Experiencia de conducción
Ponerse al volante del Freelander es una experiencia nostálgica y auténtica. Sus 120 caballos, entregados por el motor de gasolina 1.8i, se sienten voluntariosos y llenos de carácter, gestionados por una caja manual de 5 velocidades que te conecta directamente con la mecánica. No busca récords de velocidad, sino transmitir seguridad gracias a su tracción total permanente. Es un coche que invita a disfrutar del paisaje, sintiendo cómo su suspensión absorbe con soltura tanto el asfalto urbano como los caminos de tierra, recordándote en cada curva su herencia todoterreno.
Diseño y estética
Su diseño es icónico y atemporal. La carrocería de 3 puertas le confiere un aspecto compacto, casi de juguete aventurero, pero con la robustez inconfundible de un Land Rover. Sus líneas redondeadas suavizaron la imagen ruda de la marca, creando un vehículo amigable y carismático que enamoró a una nueva generación de conductores. Es un diseño que evoca escapadas de fin de semana y la promesa de descubrir nuevos horizontes.

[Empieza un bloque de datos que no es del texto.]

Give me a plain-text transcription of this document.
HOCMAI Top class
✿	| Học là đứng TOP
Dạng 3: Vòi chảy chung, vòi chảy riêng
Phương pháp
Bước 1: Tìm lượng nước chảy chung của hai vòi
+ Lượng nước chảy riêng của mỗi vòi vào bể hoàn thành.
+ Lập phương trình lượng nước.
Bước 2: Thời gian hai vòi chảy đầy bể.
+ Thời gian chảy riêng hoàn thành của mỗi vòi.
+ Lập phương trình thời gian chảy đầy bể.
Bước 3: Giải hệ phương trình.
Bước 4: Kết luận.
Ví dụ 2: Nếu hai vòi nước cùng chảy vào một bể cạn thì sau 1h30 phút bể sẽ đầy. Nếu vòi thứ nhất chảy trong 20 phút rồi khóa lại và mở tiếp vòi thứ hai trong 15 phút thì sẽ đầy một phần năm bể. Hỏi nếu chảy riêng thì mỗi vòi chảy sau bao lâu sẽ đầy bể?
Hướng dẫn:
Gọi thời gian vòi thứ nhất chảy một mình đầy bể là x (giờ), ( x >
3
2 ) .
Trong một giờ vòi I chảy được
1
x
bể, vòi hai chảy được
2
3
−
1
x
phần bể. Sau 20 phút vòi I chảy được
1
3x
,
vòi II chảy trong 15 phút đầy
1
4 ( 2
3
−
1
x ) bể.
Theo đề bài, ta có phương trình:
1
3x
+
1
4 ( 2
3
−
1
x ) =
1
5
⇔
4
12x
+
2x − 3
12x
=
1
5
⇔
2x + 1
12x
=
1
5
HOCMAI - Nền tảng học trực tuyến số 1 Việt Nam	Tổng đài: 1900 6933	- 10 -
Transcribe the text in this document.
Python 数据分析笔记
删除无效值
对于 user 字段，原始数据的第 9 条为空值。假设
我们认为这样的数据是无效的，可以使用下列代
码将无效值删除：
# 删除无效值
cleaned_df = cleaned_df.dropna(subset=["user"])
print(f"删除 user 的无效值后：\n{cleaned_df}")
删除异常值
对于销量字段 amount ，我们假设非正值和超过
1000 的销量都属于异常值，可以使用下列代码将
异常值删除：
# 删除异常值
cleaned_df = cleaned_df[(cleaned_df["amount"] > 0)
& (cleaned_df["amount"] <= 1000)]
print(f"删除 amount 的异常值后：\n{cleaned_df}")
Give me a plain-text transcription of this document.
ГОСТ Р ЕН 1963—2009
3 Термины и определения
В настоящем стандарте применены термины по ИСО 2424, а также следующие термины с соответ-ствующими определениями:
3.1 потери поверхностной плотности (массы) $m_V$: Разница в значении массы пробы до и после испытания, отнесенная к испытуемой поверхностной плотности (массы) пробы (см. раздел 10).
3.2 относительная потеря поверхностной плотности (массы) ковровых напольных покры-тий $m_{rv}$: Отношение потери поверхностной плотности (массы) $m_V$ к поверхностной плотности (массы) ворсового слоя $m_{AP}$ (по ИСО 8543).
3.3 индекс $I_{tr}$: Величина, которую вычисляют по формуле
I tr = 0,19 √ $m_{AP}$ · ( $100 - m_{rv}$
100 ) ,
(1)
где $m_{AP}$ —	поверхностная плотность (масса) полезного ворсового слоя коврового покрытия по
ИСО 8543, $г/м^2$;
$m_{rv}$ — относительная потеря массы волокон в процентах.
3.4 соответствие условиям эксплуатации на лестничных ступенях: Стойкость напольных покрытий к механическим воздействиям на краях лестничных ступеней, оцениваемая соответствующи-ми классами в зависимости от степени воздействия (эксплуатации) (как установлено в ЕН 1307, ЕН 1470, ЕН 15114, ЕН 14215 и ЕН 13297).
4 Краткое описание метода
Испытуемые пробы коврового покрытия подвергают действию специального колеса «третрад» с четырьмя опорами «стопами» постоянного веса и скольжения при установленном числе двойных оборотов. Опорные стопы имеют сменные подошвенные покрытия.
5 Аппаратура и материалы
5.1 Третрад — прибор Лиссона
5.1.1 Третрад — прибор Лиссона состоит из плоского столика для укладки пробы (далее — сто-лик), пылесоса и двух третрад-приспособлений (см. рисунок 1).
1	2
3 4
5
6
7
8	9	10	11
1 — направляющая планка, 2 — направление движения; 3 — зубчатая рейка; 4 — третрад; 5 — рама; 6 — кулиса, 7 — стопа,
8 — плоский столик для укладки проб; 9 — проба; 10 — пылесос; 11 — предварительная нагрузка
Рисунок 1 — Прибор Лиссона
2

Tecnología y características
La tecnología del Freelander era ingeniosa para su tiempo. Su corazón era un motor de aluminio de 1.8 litros y 16 válvulas, una solución moderna para la época. Sin embargo, su verdadera magia residía en el sistema de tracción total permanente, una innovación que le otorgaba capacidades fuera del asfalto muy superiores a las de sus competidores directos. Aunque hoy su equipamiento nos parezca sencillo, su concepción mecánica fue una brillante combinación de confort en carretera y aptitudes camperas.
Competencia
En un mercado que empezaba a florecer, el Freelander se enfrentó a gigantes japoneses como el Toyota RAV4 y el Honda CR-V. Mientras sus rivales apostaban por una orientación más asfáltica y fiable, el pequeño Land Rover jugaba la carta del prestigio, el diseño británico y, sobre todo, una capacidad todoterreno genuina que lo diferenciaba del resto. Era la opción pasional, el que llevaba el espíritu de la aventura grabado en su ADN.
Conclusión
El Land Rover Freelander 1.8i es mucho más que un simple SUV de los 90; es un clásico moderno con un alma inmensa. Representa la libertad de elegir tu propio camino, sin importar si es de asfalto o de tierra. A pesar de sus conocidos desafíos de fiabilidad, su carisma, su diseño y la sensación de aventura que transmite lo convierten en un vehículo inolvidable, una pieza de la historia del automovilismo que sigue despertando sonrisas y ganas de explorar.